Gov. Gavin Newsom called on Tuesday for a statewide ban on smartphone use in California schools, joining a growing national effort to curb cyberbullying and classroom distraction by limiting access to the devices.

Mr. Newsom, who has four school-age children, said he would work this summer with state lawmakers to dramatically restrict phone use during the school day in the nation’s most populous state. His directive came hours before board members at the Los Angeles Unified School District, the country’s second-largest school district, voted to pursue their own smartphone ban that could begin in January.

“When children and teens are in school, they should be focused on their studies, not their screens,” Mr. Newsom said in a statement.

The effort to curb devices on campus has transcended political lines, as Republican-led states like Florida and Indiana already have instituted their own restrictions. New York City leaves it up to individual campuses to determine their own policies after dropping a blanket cellphone ban in 2015, but Gov. Kathy Hochul said last month that she would pursue a statewide prohibition in 2025.

The moves in California followed a call this week for warning labels on social media platforms by the U.S. surgeon general, Dr. Vivek Murthy, who argued that they were fueling a mental health crisis among adolescents.

“Adolescents who spend more than three hours a day on social media face double the risk of anxiety and depression symptoms,” Dr. Murthy wrote on Monday in an opinion piece for The New York Times. “And the average daily use in this age group, as of the summer of 2023, was 4.8 hours.”

Many school districts in California already have restrictions on cellphone use during the school day, but enforcement can be a challenge for teachers and administrators, and policies are lenient enough that devices can still disrupt daily activities.

In Los Angeles, for instance, students are prohibited from using their phones during class but are allowed to bring them out during breaks. School board members said on Tuesday that they now wanted to ban the use of phones and social media platforms throughout the day.

Some parents in the past have objected to prohibitions because they fear losing access to their children in the case of a school shooting or other emergency. And teachers unions have been reluctant to take on the responsibility of having to enforce the policies, though they also have welcomed efforts to prevent distractions.

Mr. Newsom, a Democrat, said that he wanted the California Legislature to tighten existing cellphone limits in classrooms for the state’s more than 5.5 million public school students before the Legislature’s session ends in August, an announcement that was first reported by Politico.

Mr. Newsom previously signed legislation in 2019 authorizing, but not requiring, districts to adopt cellphone bans. He signed an online safety law in 2022 requiring websites and apps to install protections for children, and then followed up last year by urging tech industry leaders in California to drop a lawsuit challenging the requirements.

Both laws were passed with sweeping bipartisan support in a State Legislature where such cooperation is rare and Democrats overwhelmingly control the agenda.

Last year, a study by Common Sense Media found that 97 percent of teenagers used cellphones during the school day. A study released in April by the Pew Research Center found that 72 percent of U.S. high school teachers and 33 percent of middle school teachers said cellphone distractions were a major problem in classrooms.

Mr. Newsom, whose two oldest children are teenagers, has personal experience with the difficulties of navigating a world in which social media and smartphone use has proliferated.

Last month at the Milken Institute Global Conference in Los Angeles, Mr.
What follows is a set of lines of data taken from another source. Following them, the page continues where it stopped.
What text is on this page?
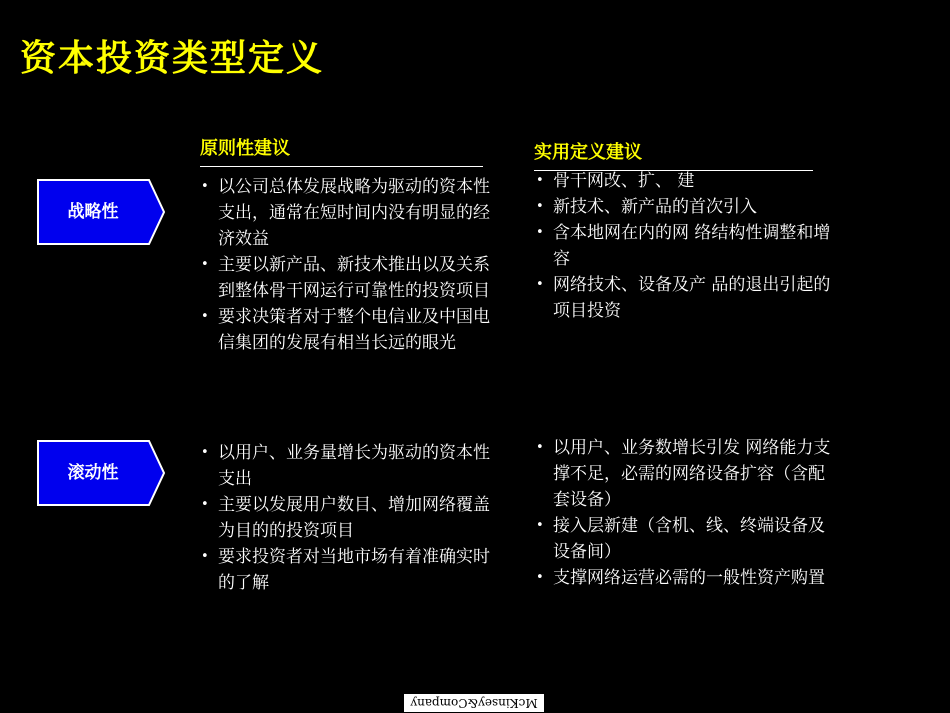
资本投资类型定义
原则性建议	实用定义建议
战略性
滚动性
• 以公司总体发展战略为驱动的资本性支出，通常在短时间内没有明显的经济效益
• 主要以新产品、新技术推出以及关系到整体骨干网运行可靠性的投资项目
• 要求决策者对于整个电信业及中国电信集团的发展有相当长远的眼光
• 骨干网改、扩、 建
• 新技术、新产品的首次引入
• 含本地网在内的网 络结构性调整和增容
• 网络技术、设备及产 品的退出引起的项目投资
• 以用户、业务量增长为驱动的资本性支出
• 主要以发展用户数目、增加网络覆盖为目的的投资项目
• 要求投资者对当地市场有着准确实时的了解
• 以用户、业务数增长引发 网络能力支撑不足，必需的网络设备扩容（含配套设备）
• 接入层新建（含机、线、终端设备及设备间）
• 支撑网络运营必需的一般性资产购置
McKinsey&Company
Newsom’s wife, Jennifer Siebel Newsom, accused the tech industry of failing to address social media addiction and other mental health issues among young people exacerbated by technology. At one point, she said, she and her husband had pulled one of their daughters out of school because of cyberbullying by adults that was then mimicked by the child’s classmates.

Smartphone use in schools, typically dealt with on a local level, has increasingly drawn the attention of officials in various states as teachers have complained about the academic costs of distraction and experts have raised alarms about the impact of social media on adolescent mental health.
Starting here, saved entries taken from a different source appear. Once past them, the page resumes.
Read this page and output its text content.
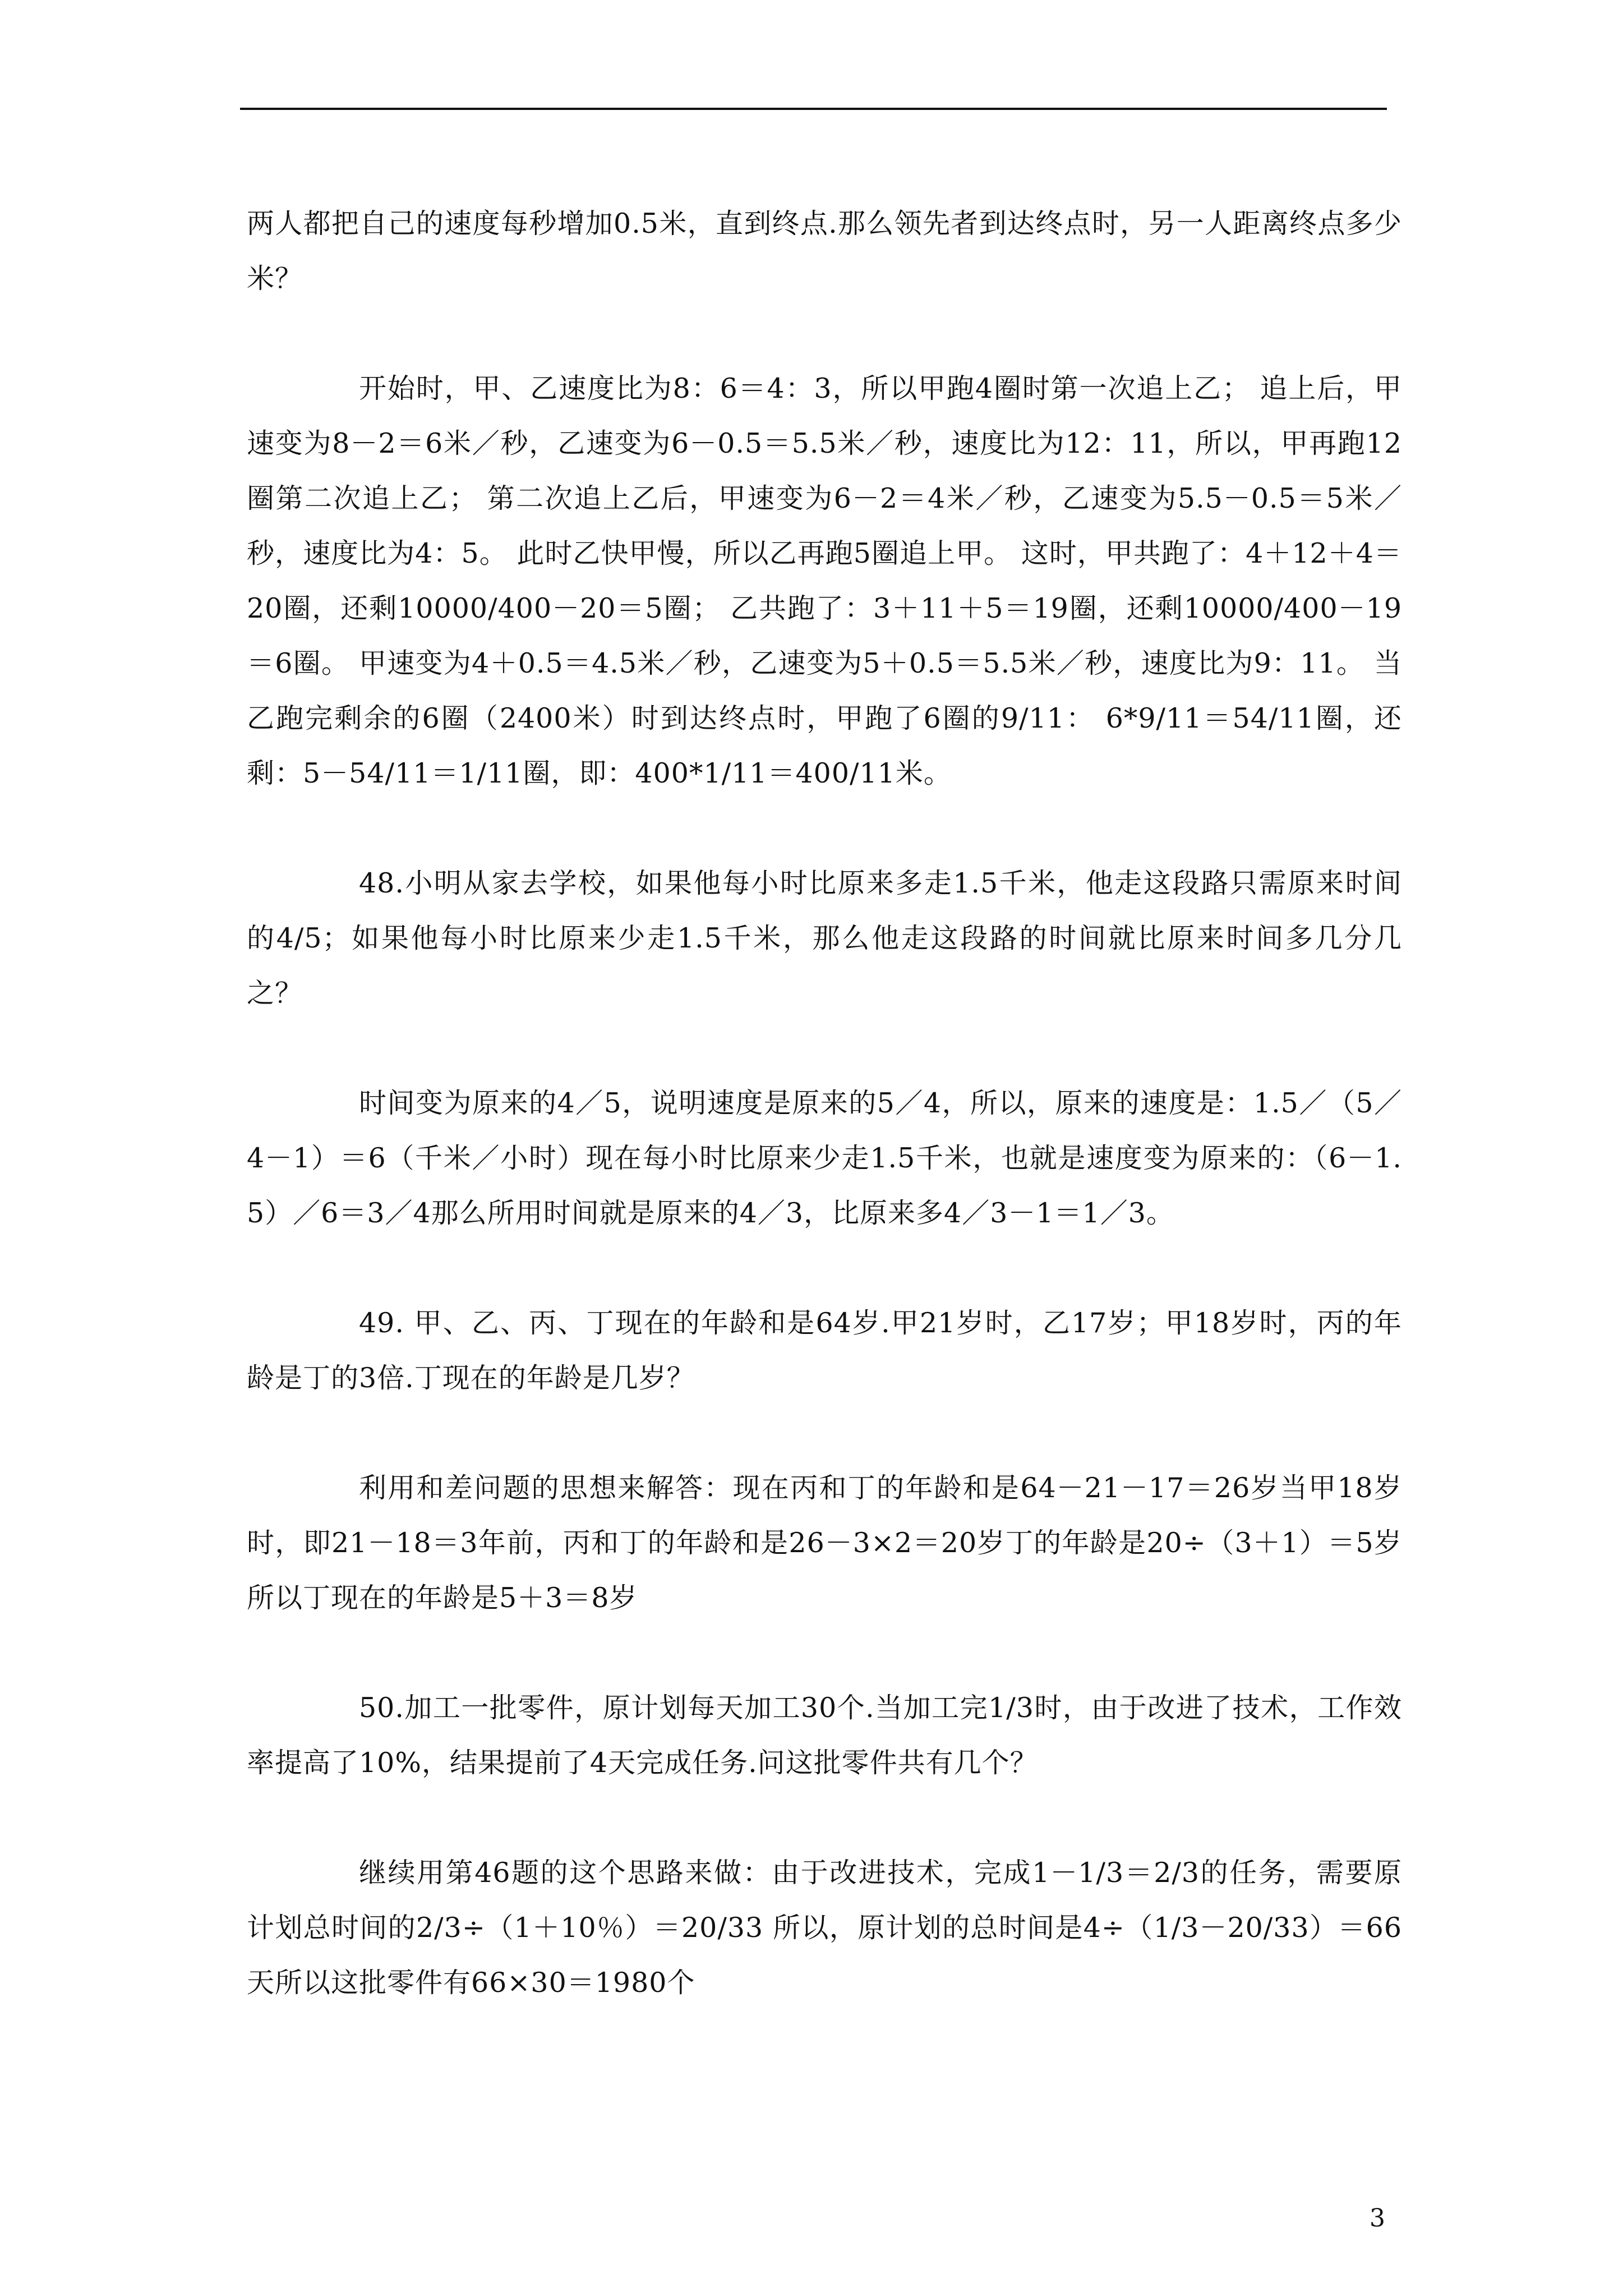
两人都把自己的速度每秒增加0.5米，直到终点.那么领先者到达终点时，另一人距离终点多少米？

开始时，甲、乙速度比为8：6＝4：3，所以甲跑4圈时第一次追上乙； 追上后，甲速变为8－2＝6米／秒，乙速变为6－0.5＝5.5米／秒，速度比为12：11，所以，甲再跑12圈第二次追上乙； 第二次追上乙后，甲速变为6－2＝4米／秒，乙速变为5.5－0.5＝5米／秒，速度比为4：5。 此时乙快甲慢，所以乙再跑5圈追上甲。 这时，甲共跑了：4＋12＋4＝20圈，还剩10000/400－20＝5圈； 乙共跑了：3＋11＋5＝19圈，还剩10000/400－19＝6圈。 甲速变为4＋0.5＝4.5米／秒，乙速变为5＋0.5＝5.5米／秒，速度比为9：11。 当乙跑完剩余的6圈（2400米）时到达终点时，甲跑了6圈的9/11： 6*9/11＝54/11圈，还剩：5－54/11＝1/11圈，即：400*1/11＝400/11米。

48.小明从家去学校，如果他每小时比原来多走1.5千米，他走这段路只需原来时间的4/5；如果他每小时比原来少走1.5千米，那么他走这段路的时间就比原来时间多几分几之？

时间变为原来的4／5，说明速度是原来的5／4，所以，原来的速度是：1.5／（5／4－1）＝6（千米／小时）现在每小时比原来少走1.5千米，也就是速度变为原来的：（6－1.5）／6＝3／4那么所用时间就是原来的4／3，比原来多4／3－1＝1／3。

49. 甲、乙、丙、丁现在的年龄和是64岁.甲21岁时，乙17岁；甲18岁时，丙的年龄是丁的3倍.丁现在的年龄是几岁？

利用和差问题的思想来解答：现在丙和丁的年龄和是64－21－17＝26岁当甲18岁时，即21－18＝3年前，丙和丁的年龄和是26－3×2＝20岁丁的年龄是20÷（3＋1）＝5岁 所以丁现在的年龄是5＋3＝8岁

50.加工一批零件，原计划每天加工30个.当加工完1/3时，由于改进了技术，工作效率提高了10%，结果提前了4天完成任务.问这批零件共有几个？

继续用第46题的这个思路来做：由于改进技术，完成1－1/3＝2/3的任务，需要原计划总时间的2/3÷（1＋10％）＝20/33 所以，原计划的总时间是4÷（1/3－20/33）＝66天所以这批零件有66×30＝1980个

3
Last year, Florida passed a law requiring public school districts to bar students from using cellphones during class time, and some districts banned cellphones for the entire school day. Indiana approved a similar law this spring that will require districts to ban portable wireless devices in classrooms starting in the upcoming school year, with exceptions for emergencies.

Tuesday’s vote by the Los Angeles Unified School District board to set in motion a smartphone ban would affect more than a half-million students at more than 1,400 schools.

George McKenna, a longtime board member, voted against the proposal. He argued that teachers already had difficulty enforcing the existing restrictions, and that parents needed to be able to reach their children during natural disasters and other emergencies. And, he predicted, it will be only a matter of time before students subvert the ban.

“Children will be children, no matter what age they live in,” he said.

But Nick Melvoin, one of the board members sponsoring the proposal, said the district was helping to lead a national movement.

“When the government put warning labels on cigarettes nearly 60 years ago, 42 percent of adults in this country smoked. Now it’s down to about 11 percent,” he said. “I think we’re going to be on the vanguard here, and students and this entire city and country are going to benefit as a result.”

Jonathan Wolfe contributed reporting from Los Angeles.